Week 1 of PMS: The cravings begin. I’ve been known to eat entire bags of El Indio chips during this time, often within a five-minute period. Vague cramping begins, bloating and self-loathing. I find I can’t do simple things without hating myself: things like rearing children, watching TV and walking.
Week 2 of PMS: I’m irritable. I cannot, simply cannot, bear the sound of The Rock’s voice. Why does he talk so much? Why won’t he shut up? Why is he bald? Then, the children: must they carry on so? Breakfast is optional, kids! And people on the street should not be on the street. They’re bothersome. Also, in cars? No. This is the week I came up with my invention: an LCD screen mounted on the rear and side windows of my car, operated via my steering wheel, where I can blast pre-programmed messages, like “You idiot!” “Idiot!” and “You! Idiot!”
Often, this is the time I’ll pick fights with The Rock over stuff like him talking, being on the street or in a car.

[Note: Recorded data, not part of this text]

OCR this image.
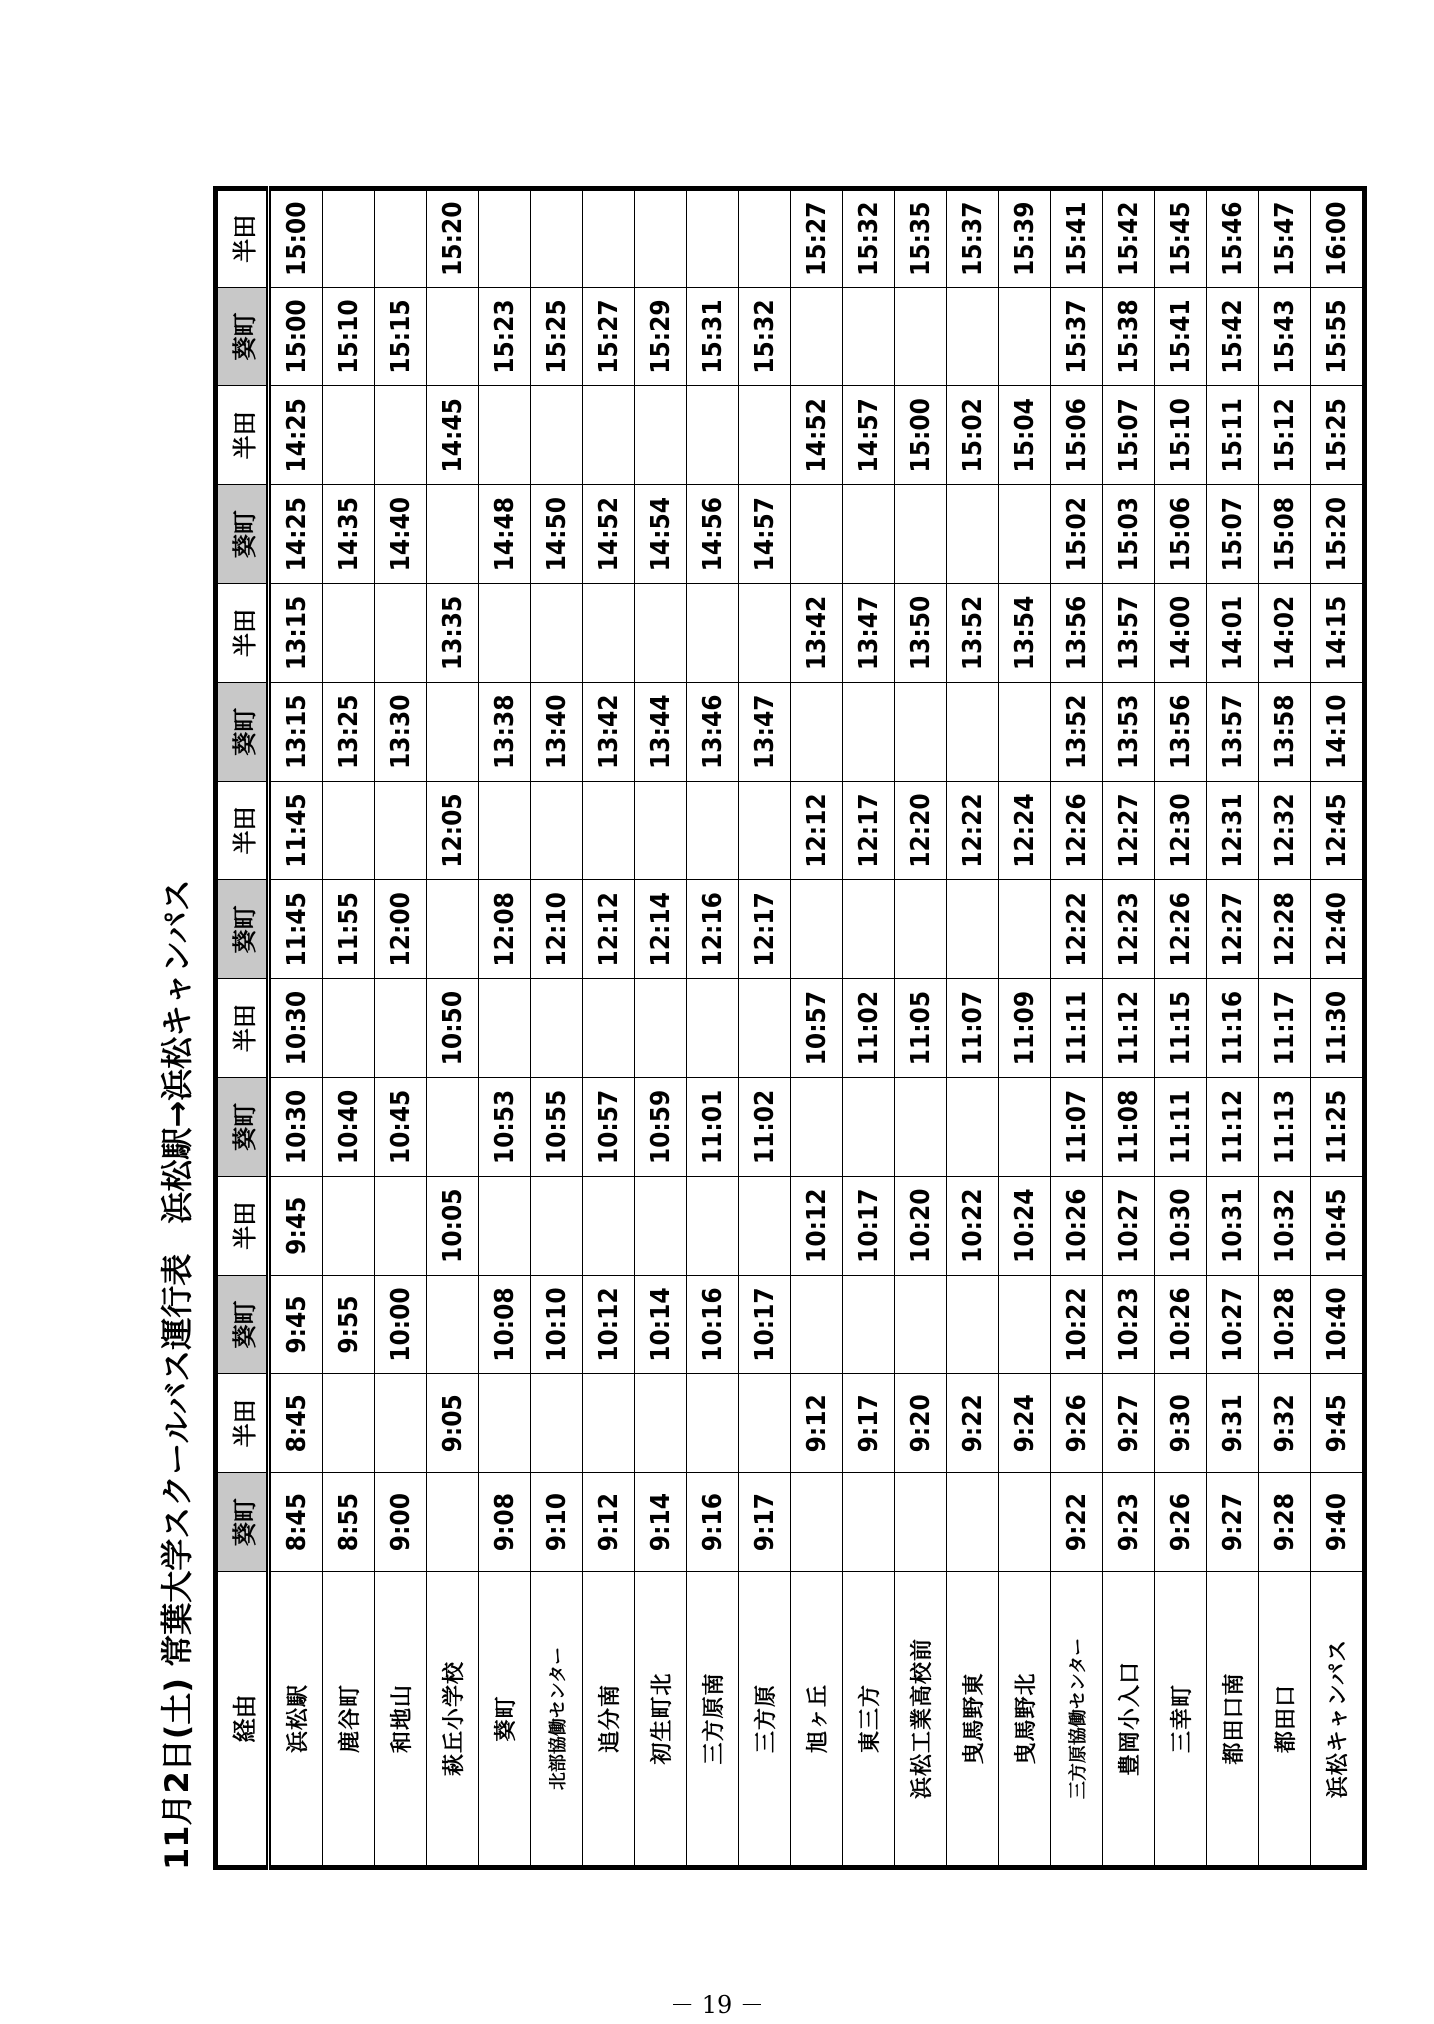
11月2日(土) 常葉大学スクールバス運行表浜松駅→浜松キャンパス
経由	葵町	半田	葵町	半田	葵町	半田	葵町	半田	葵町	半田	葵町	半田	葵町	半田
浜松駅	8:45	8:45	9:45	9:45	10:30	10:30	11:45	11:45	13:15	13:15	14:25	14:25	15:00	15:00
鹿谷町	8:55		9:55		10:40		11:55		13:25		14:35		15:10	
和地山	9:00		10:00		10:45		12:00		13:30		14:40		15:15	
萩丘小学校		9:05		10:05		10:50		12:05		13:35		14:45		15:20
葵町	9:08		10:08		10:53		12:08		13:38		14:48		15:23	
北部協働センター	9:10		10:10		10:55		12:10		13:40		14:50		15:25	
追分南	9:12		10:12		10:57		12:12		13:42		14:52		15:27	
初生町北	9:14		10:14		10:59		12:14		13:44		14:54		15:29	
三方原南	9:16		10:16		11:01		12:16		13:46		14:56		15:31	
三方原	9:17		10:17		11:02		12:17		13:47		14:57		15:32	
旭ヶ丘		9:12		10:12		10:57		12:12		13:42		14:52		15:27
東三方		9:17		10:17		11:02		12:17		13:47		14:57		15:32
浜松工業高校前		9:20		10:20		11:05		12:20		13:50		15:00		15:35
曳馬野東		9:22		10:22		11:07		12:22		13:52		15:02		15:37
曳馬野北		9:24		10:24		11:09		12:24		13:54		15:04		15:39
三方原協働センター	9:22	9:26	10:22	10:26	11:07	11:11	12:22	12:26	13:52	13:56	15:02	15:06	15:37	15:41
豊岡小入口	9:23	9:27	10:23	10:27	11:08	11:12	12:23	12:27	13:53	13:57	15:03	15:07	15:38	15:42
三幸町	9:26	9:30	10:26	10:30	11:11	11:15	12:26	12:30	13:56	14:00	15:06	15:10	15:41	15:45
都田口南	9:27	9:31	10:27	10:31	11:12	11:16	12:27	12:31	13:57	14:01	15:07	15:11	15:42	15:46
都田口	9:28	9:32	10:28	10:32	11:13	11:17	12:28	12:32	13:58	14:02	15:08	15:12	15:43	15:47
浜松キャンパス	9:40	9:45	10:40	10:45	11:25	11:30	12:40	12:45	14:10	14:15	15:20	15:25	15:55	16:00
－ 19 －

Week 3 of PMS: Why is there hunger in the world? Why can’t we all just get along? Why is Butterfly Kisses such a sad song? Please *sniff*, just don’t *sniff, sniff* play that song, it *ugly cry, ugly cry, ugly cry* makes me so sad to think of the little girl, and the e-e-eyelashes, and the wha-wha-wedding.
Week 4 of PMS: I’d really just not talk. I prefer to sit here in the corner and blink. I don’t have anything to say. And what I do say comes out wrong and pragmatically inappropriate. I’m just gonna stay here, no you go out, it’s OK. I just want to be alone. Or, alone together. Just please don’t talk.
Thank you for coming! I hope you enjoyed the tour. Now, please exit the ride and run like hell.